С начала учебного года в сентябре мы с ней сходили на три встречи с администрацией, и Васе дали статус официального индивидуального образовательного плана (IEP). Он работает щитом для ребенка и обязывает школу тратить на него ресурсы, а не шпынять и отправлять в детские колонии. По счастливой случайности, мой бывший муж не влез в это дело и не смог помешать. Я на тот момент упивалась триумфом над этими рожами с рыбьими глазами.
И Вася действительно стал учиться и вести себя лучше. Но все же с ним не расслабишься. Он чувствительный, гиперактивный, буйный, не признающий авторитетов, сильный, громкий и ужасный.
Насчитала в своем ежедневнике двадцать четыре визита к врачам до сегодняшнего дня с 3 января. Как такое может быть? И когда я успеваю работать? У меня уже должен быть нервный срыв, но на него попросту нет времени.
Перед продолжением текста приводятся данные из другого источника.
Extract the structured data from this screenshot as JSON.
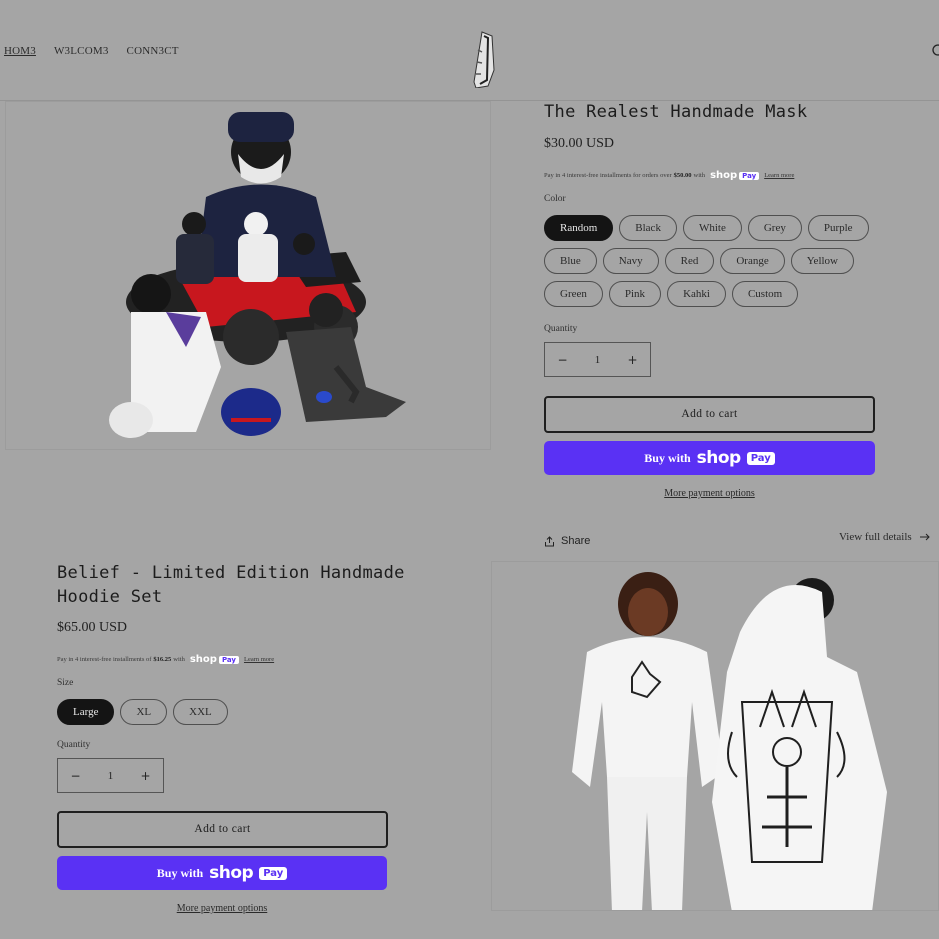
{
  "header": {
    "nav": [
      "HOM3",
      "W3LCOM3",
      "CONN3CT"
    ]
  },
  "product1": {
    "title": "The Realest Handmade Mask",
    "price": "$30.00 USD",
    "installments": {
      "prefix": "Pay in 4 interest-free installments for orders over",
      "amount": "$50.00",
      "with": "with",
      "learn": "Learn more"
    },
    "color_label": "Color",
    "colors": [
      "Random",
      "Black",
      "White",
      "Grey",
      "Purple",
      "Blue",
      "Navy",
      "Red",
      "Orange",
      "Yellow",
      "Green",
      "Pink",
      "Kahki",
      "Custom"
    ],
    "selected_color": "Random",
    "quantity_label": "Quantity",
    "quantity": "1",
    "add_to_cart": "Add to cart",
    "buy_with": "Buy with",
    "shop_word": "shop",
    "pay_word": "Pay",
    "more_payment": "More payment options",
    "share": "Share",
    "view_full": "View full details"
  },
  "product2": {
    "title": "Belief - Limited Edition Handmade Hoodie Set",
    "price": "$65.00 USD",
    "installments": {
      "prefix": "Pay in 4 interest-free installments of",
      "amount": "$16.25",
      "with": "with",
      "learn": "Learn more"
    },
    "size_label": "Size",
    "sizes": [
      "Large",
      "XL",
      "XXL"
    ],
    "selected_size": "Large",
    "quantity_label": "Quantity",
    "quantity": "1",
    "add_to_cart": "Add to cart",
    "buy_with": "Buy with",
    "shop_word": "shop",
    "pay_word": "Pay",
    "more_payment": "More payment options"
  },
  "icons": {
    "logo": "mask-logo-icon",
    "search": "search-icon",
    "share": "share-icon",
    "arrow": "arrow-right-icon",
    "minus": "minus-icon",
    "plus": "plus-icon"
  }
}
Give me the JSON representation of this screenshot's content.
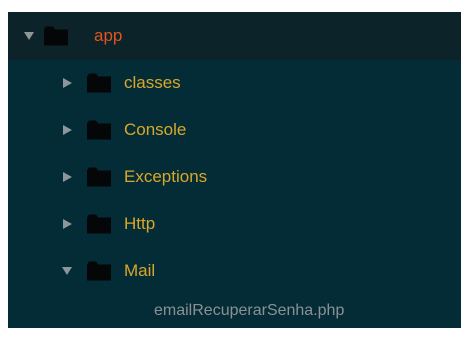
{
  "tree": {
    "root": {
      "label": "app",
      "expanded": true
    },
    "children": [
      {
        "label": "classes",
        "expanded": false
      },
      {
        "label": "Console",
        "expanded": false
      },
      {
        "label": "Exceptions",
        "expanded": false
      },
      {
        "label": "Http",
        "expanded": false
      },
      {
        "label": "Mail",
        "expanded": true
      }
    ],
    "file": {
      "label": "emailRecuperarSenha.php"
    }
  },
  "colors": {
    "panel_bg": "#032c36",
    "selected_row_bg": "#0c2329",
    "root_label": "#e2541f",
    "folder_label": "#d9a72a",
    "file_label": "#8a9195",
    "arrow": "#8e969a",
    "folder_icon": "#050607"
  },
  "icons": {
    "expanded_arrow": "triangle-down-icon",
    "collapsed_arrow": "triangle-right-icon",
    "folder": "folder-icon"
  }
}
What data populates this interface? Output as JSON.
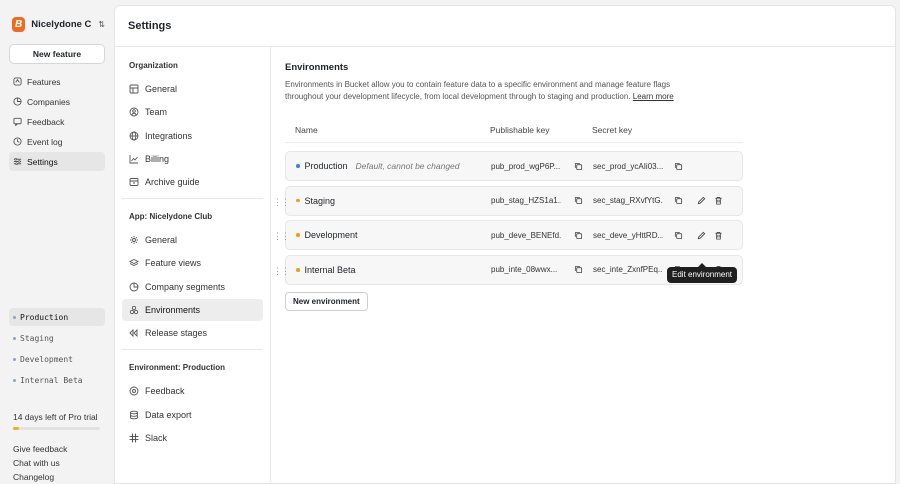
{
  "org": {
    "name": "Nicelydone C...",
    "logo_letter": "B",
    "chevron": "⌃⌄"
  },
  "new_feature_label": "New feature",
  "nav": [
    {
      "label": "Features",
      "icon": "feature-icon",
      "active": false
    },
    {
      "label": "Companies",
      "icon": "company-icon",
      "active": false
    },
    {
      "label": "Feedback",
      "icon": "feedback-icon",
      "active": false
    },
    {
      "label": "Event log",
      "icon": "event-log-icon",
      "active": false
    },
    {
      "label": "Settings",
      "icon": "settings-icon",
      "active": true
    }
  ],
  "environments_switcher": [
    {
      "label": "Production",
      "active": true
    },
    {
      "label": "Staging",
      "active": false
    },
    {
      "label": "Development",
      "active": false
    },
    {
      "label": "Internal Beta",
      "active": false
    }
  ],
  "trial": {
    "text": "14 days left of Pro trial",
    "progress_fraction": 0.07,
    "color": "#f2b01e"
  },
  "footer_links": [
    "Give feedback",
    "Chat with us",
    "Changelog"
  ],
  "page_title": "Settings",
  "settings_nav": {
    "organization": {
      "label": "Organization",
      "items": [
        "General",
        "Team",
        "Integrations",
        "Billing",
        "Archive guide"
      ]
    },
    "app": {
      "label": "App: Nicelydone Club",
      "items": [
        "General",
        "Feature views",
        "Company segments",
        "Environments",
        "Release stages"
      ],
      "active": "Environments"
    },
    "environment": {
      "label": "Environment: Production",
      "items": [
        "Feedback",
        "Data export",
        "Slack"
      ]
    }
  },
  "content": {
    "title": "Environments",
    "description": "Environments in Bucket allow you to contain feature data to a specific environment and manage feature flags throughout your development lifecycle, from local development through to staging and production.",
    "learn_more": "Learn more",
    "columns": {
      "name": "Name",
      "publishable": "Publishable key",
      "secret": "Secret key"
    },
    "rows": [
      {
        "name": "Production",
        "note": "Default, cannot be changed",
        "dot": "#3b82f6",
        "pub": "pub_prod_wgP6P...",
        "sec": "sec_prod_ycAIi03...",
        "editable": false
      },
      {
        "name": "Staging",
        "note": "",
        "dot": "#f59e0b",
        "pub": "pub_stag_HZS1a1...",
        "sec": "sec_stag_RXvfYtG...",
        "editable": true
      },
      {
        "name": "Development",
        "note": "",
        "dot": "#f59e0b",
        "pub": "pub_deve_BENEfd...",
        "sec": "sec_deve_yHttRD...",
        "editable": true
      },
      {
        "name": "Internal Beta",
        "note": "",
        "dot": "#f59e0b",
        "pub": "pub_inte_08wwx...",
        "sec": "sec_inte_ZxnfPEq...",
        "editable": true
      }
    ],
    "new_env_label": "New environment",
    "tooltip": "Edit environment"
  }
}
Сложно свести всю эту суету воедино в моей переполненной голове. Почему везде я? Как я так попала и где взять помощь?
Под такие «веселые» мысли встаю отвозить маму, которая тоже нервничает. Мы едем в темноте, погруженные каждая в свои мысли. Ей страшно под нож, меня заботит, как всё успеть. Прощаемся легко. Я смогу поговорить с ней вечером, когда отойдет от наркоза.
Потом еду домой поднимать детей, далее на работу.
Выдыхаю, и день продолжается. Врачи вечером мне расскажут, что же там было на операции.
Глава 2
Мне приходится часто ездить за рулем, особенно сейчас. Надо везти маму на юг в больницу к врачам — это около получаса — и на север, к себе на работу, где-то так же. Машина — мой кабинет и самое спокойное место, где я капсулируюсь и нахожусь безопасности, хотя водить машину я не люблю и предпочла бы ходить пешком.
Сейчас, оставшись наедине с собой, я расслабляюсь, и мысли уносят меня к недавним событиям.